Relationship between the InSAR-measured uplift, the structural framework, and the present-day stress field at Lazufre volcanic area, central Andes

Abstract

The stress regime and structural fabric in tectonically active areas control the shape of magmatic reservoirs and the orientation of dikes. Hence sub-volcanic structures provide potentially good indicators to assess regional geodynamic processes through time. We analyse the spatiotemporal evolution of the Lazufre volcanic area in the central Andes, where a regional-scale elliptical area of surface deformation commenced in 1997. The deformation signal observed by satellite radar interferometry (InSAR) can be explained by a magmatic intrusion located at approximately 10 km depth. We compare this elongated region of deformation with several nearby volcanic structures. We find that a higher concentration of volcanic vents is located within the deforming area compared to the surrounding region. Furthermore, the mean alignment of volcanic structures is NW–SE (N129°), almost perpendicular to the mean elongation of the deformation ellipticity (N28°).
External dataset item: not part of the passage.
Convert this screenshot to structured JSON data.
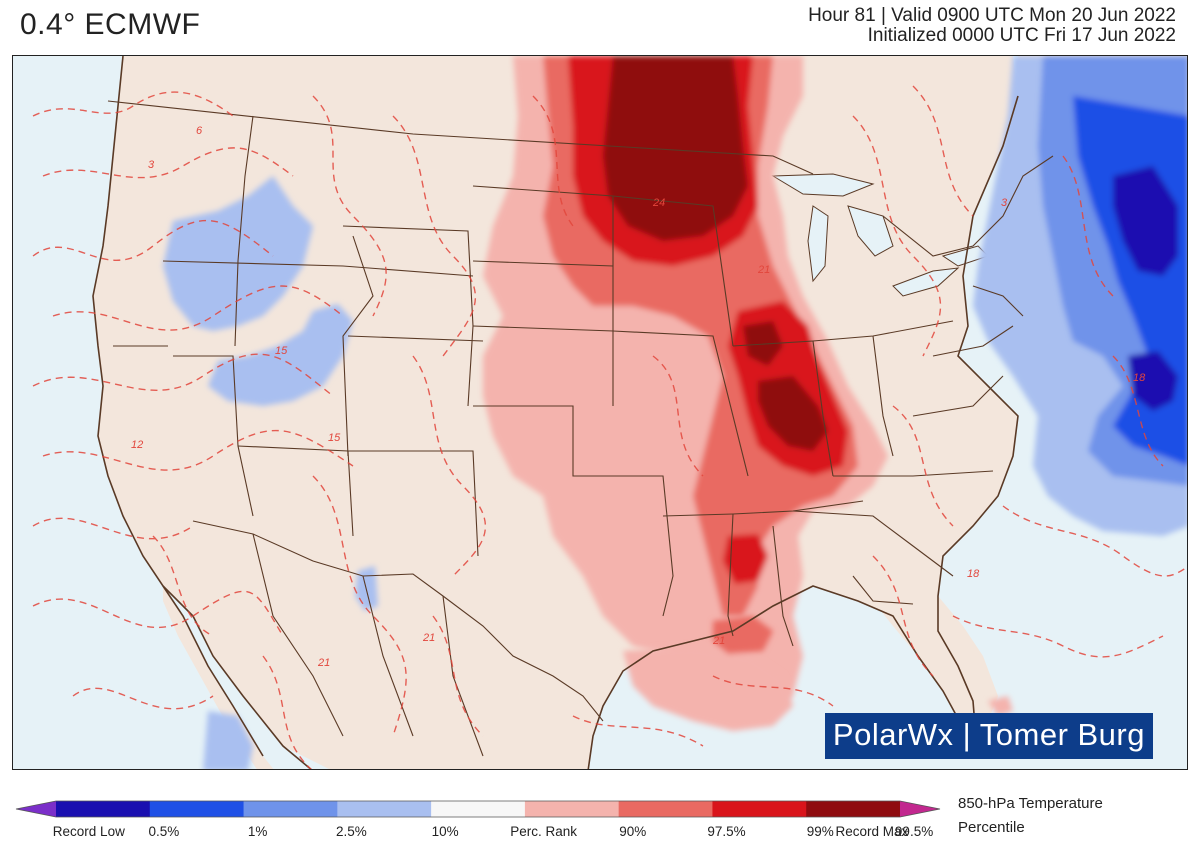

Applying the borehole breakout concept, we propose a unifying model that explains magmatic activity both at the short-term (InSAR) and long-term (volcano morphometric parameters): a maximum horizontal compressive stress (SH) oriented NW–SE is found to be constant in time and in space, and is dominant both at the depth of the intrusion and near the surface. Important implications arise, such as the temporal stability of the principal stress directions and the significant role of topographic loading in the stress field analysis.